Quase mil profissionais do HC continuam sem vacina

Eles atuam em diversas áreas do hospital, como limpeza, segurança e manutenção; estudantes de Medicina também não foram imunizados

A imunização em Curitiba avança a passos lentos. Até o último dia 25, a Capital só havia vacinado 2% da população. Mesmo com um novo lote de 12.990 vacinas recebido nesta quinta-feira (11), 984 trabalhadores da Saúde do Hospital de Clínicas ainda aguardam na fila para receberem a primeira dose do imunizante. Entre eles estão profissionais administrativos, da limpeza e terceirizados.
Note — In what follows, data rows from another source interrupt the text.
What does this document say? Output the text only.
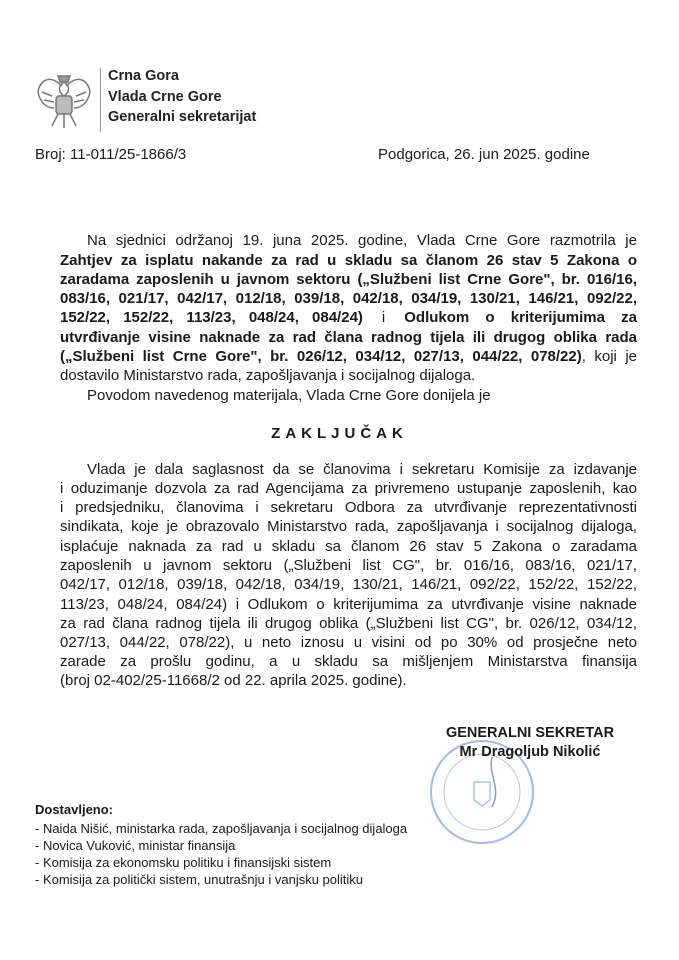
Crna Gora
Vlada Crne Gore
Generalni sekretarijat
Broj: 11-011/25-1866/3	Podgorica, 26. jun 2025. godine
Na sjednici održanoj 19. juna 2025. godine, Vlada Crne Gore razmotrila je
Zahtjev za isplatu nakande za rad u skladu sa članom 26 stav 5 Zakona o
zaradama zaposlenih u javnom sektoru („Službeni list Crne Gore", br. 016/16,
083/16, 021/17, 042/17, 012/18, 039/18, 042/18, 034/19, 130/21, 146/21, 092/22,
152/22, 152/22, 113/23, 048/24, 084/24) i Odlukom o kriterijumima za
utvrđivanje visine naknade za rad člana radnog tijela ili drugog oblika rada
(„Službeni list Crne Gore", br. 026/12, 034/12, 027/13, 044/22, 078/22), koji je
dostavilo Ministarstvo rada, zapošljavanja i socijalnog dijaloga.
Povodom navedenog materijala, Vlada Crne Gore donijela je
ZAKLJUČAK
Vlada je dala saglasnost da se članovima i sekretaru Komisije za izdavanje
i oduzimanje dozvola za rad Agencijama za privremeno ustupanje zaposlenih, kao
i predsjedniku, članovima i sekretaru Odbora za utvrđivanje reprezentativnosti
sindikata, koje je obrazovalo Ministarstvo rada, zapošljavanja i socijalnog dijaloga,
isplaćuje naknada za rad u skladu sa članom 26 stav 5 Zakona o zaradama
zaposlenih u javnom sektoru („Službeni list CG", br. 016/16, 083/16, 021/17,
042/17, 012/18, 039/18, 042/18, 034/19, 130/21, 146/21, 092/22, 152/22, 152/22,
113/23, 048/24, 084/24) i Odlukom o kriterijumima za utvrđivanje visine naknade
za rad člana radnog tijela ili drugog oblika („Službeni list CG", br. 026/12, 034/12,
027/13, 044/22, 078/22), u neto iznosu u visini od po 30% od prosječne neto
zarade za prošlu godinu, a u skladu sa mišljenjem Ministarstva finansija
(broj 02-402/25-11668/2 od 22. aprila 2025. godine).
GENERALNI SEKRETAR
Mr Dragoljub Nikolić
Dostavljeno:
- Naida Nišić, ministarka rada, zapošljavanja i socijalnog dijaloga
- Novica Vuković, ministar finansija
- Komisija za ekonomsku politiku i finansijski sistem
- Komisija za politički sistem, unutrašnju i vanjsku politiku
Apesar de constarem como prioridade no Plano de Vacinação da Capital, a última convocação para do grupo aconteceu em 6 de fevereiro. 

Entre os não vacinados estão 181 técnicos administrativos que trabalham presencialmente, 71 que estão em trabalho remoto e 16 que estão de licença; 382 terceirizados de diversas categorias, como eletricistas e vigilantes; além de 295 estudantes de medicina em estágio pela UFPR.

“São eles que mantêm o hospital. Eles que garantem a estrutura para tudo acontecer ali dentro”, afirma Evandro Castagna, diretor do Sindicato dos Trabalhadores em Educação das Instituições Federais de Ensino Superior do Paraná (Sinditest).

Por conta do colapso do sistema de saúde, Evandro afirma que chegará um momento que “os profissionais não vão mais suportar”. Para garantir que um paciente contaminado seja atendido adequadamente, é preciso primeiro assegurar que os servidores tenham as condições necessárias para realizar essa assistência. “Se aquele que cuida fica doente, quem vai cuidar do doente depois?”, questiona.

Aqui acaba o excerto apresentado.